OOC= Out Of Control. I wanna be the one. In control. Miss Jackson. I AM NASTY! I have tried to extricate myself from the Angry Eyes. HOWEVER. Now, the slipshod construction in our employee bathroom is making me mad, and I am viewing this as a sign of the apocalypse. I should not be this upset over doors that don’t close quite right, or bang open when another door shuts. BUT COME ON. Sometimes the only peace I find is in the quietude of the bathroom stall, and to have to worry that the door’s gonna fly open, that just jangles my nerves. The metal box for – you know, stuff you don’t want to carry around, and need to throw away? That thing sits on the floor because it’s not installed correctly. ICKY! The paper towel dispenser has a sharp edge on one side & people have cut their hands on it. Why don’t we just re-tile with broken glass & put some ammonia in the soap dispensers for good measure?
It’s not my company’s fault, it’s the building’s fault. Sometimes, the lights are out. For hours. If you use the Skinny Person’s stall, which was narrowed for the OSHA handicapped stall, you crack your knee into the toilet paper dispenser. OH GOD. Don’t get me started back on those damned toilet paper dispensers. I got so mad I almost broke it one afternoon. Thank our Merciful Father that it was working ok today, because I might have found some Herculean strength & pulled the entire unit off the wall. OFF THE WALL. Michael Jackson. Great album. What happened, man? I’m disappointed in you. And let me tell you, that is NOT THE COLUMN YOU WANNA BE IN these days.
Day: January 25, 2005
It seems that in my role-playing of Mr. Potato Head, I have only packed Angry Eyes this week. Well, and the monkey chow. (For the monkeys.) Fortunately, the Angry Eyes are only in place during, oh, basically, daylight hours, so you can draw your own conclusions about the source of my luggage.
I was thinking on my drive in to work today that I should practice forgiveness.

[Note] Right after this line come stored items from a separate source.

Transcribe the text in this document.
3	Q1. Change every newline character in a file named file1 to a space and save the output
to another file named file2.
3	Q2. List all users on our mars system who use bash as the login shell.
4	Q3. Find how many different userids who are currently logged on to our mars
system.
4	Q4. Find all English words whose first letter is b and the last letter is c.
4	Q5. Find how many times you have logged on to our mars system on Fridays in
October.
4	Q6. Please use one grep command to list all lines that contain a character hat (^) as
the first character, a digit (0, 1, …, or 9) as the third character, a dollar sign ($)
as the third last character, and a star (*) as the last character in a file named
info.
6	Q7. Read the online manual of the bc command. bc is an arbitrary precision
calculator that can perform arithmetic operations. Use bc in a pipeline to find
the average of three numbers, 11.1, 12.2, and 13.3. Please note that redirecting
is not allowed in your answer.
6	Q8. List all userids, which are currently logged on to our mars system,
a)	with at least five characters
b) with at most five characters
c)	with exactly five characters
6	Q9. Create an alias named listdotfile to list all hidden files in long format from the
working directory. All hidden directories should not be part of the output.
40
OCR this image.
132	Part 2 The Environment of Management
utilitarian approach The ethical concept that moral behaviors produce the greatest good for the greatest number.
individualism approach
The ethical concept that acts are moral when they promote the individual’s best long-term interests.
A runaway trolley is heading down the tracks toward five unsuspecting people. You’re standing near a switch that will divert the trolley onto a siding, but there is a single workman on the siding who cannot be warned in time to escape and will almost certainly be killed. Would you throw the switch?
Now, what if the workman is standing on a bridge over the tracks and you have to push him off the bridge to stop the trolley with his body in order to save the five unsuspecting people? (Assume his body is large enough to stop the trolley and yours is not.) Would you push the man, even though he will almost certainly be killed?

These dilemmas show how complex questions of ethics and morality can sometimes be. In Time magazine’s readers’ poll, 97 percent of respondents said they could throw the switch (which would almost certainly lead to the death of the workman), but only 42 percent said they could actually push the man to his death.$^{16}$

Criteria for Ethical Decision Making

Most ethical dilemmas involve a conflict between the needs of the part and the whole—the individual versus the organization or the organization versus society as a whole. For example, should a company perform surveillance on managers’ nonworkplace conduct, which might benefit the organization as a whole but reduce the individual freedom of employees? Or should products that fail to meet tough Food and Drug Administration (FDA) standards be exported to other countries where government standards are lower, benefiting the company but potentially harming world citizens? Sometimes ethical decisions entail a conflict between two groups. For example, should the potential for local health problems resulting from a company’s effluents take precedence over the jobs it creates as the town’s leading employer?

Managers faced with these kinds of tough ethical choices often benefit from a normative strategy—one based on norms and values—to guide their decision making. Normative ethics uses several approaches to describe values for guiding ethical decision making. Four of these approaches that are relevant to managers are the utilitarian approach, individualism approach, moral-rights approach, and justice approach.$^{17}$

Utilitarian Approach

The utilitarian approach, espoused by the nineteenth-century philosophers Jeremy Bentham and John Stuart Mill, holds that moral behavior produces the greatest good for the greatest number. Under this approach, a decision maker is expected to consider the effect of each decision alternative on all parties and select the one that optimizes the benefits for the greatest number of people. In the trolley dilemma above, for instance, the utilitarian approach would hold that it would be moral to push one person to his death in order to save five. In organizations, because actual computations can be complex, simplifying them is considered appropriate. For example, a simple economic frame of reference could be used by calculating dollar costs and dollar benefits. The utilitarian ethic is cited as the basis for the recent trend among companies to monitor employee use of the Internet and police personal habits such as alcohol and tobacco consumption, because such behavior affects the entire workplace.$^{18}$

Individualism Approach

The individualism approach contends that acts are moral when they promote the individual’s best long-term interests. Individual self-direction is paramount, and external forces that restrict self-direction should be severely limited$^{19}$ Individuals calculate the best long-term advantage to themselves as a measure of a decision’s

Frequently. More Often. And then my mind countered with the fact that I would spend half my day forgiving Stupidity, which, while probably worthwhile, won’t necessarily contribute to the humility and inner peace I’m striving for. In fact, it just made my Angry Eyes feel like they suctioned on to my skull a little tighter. It might be advisable for me to wear sunglasses for a while.
And then doesn’t that just make you think of that horrible ’80’s song, by Corey Hart, “Sunglasses at Night?” AAARGH. My brain tortures me. I should forgive him for such a terrible song. Maybe after some coffee.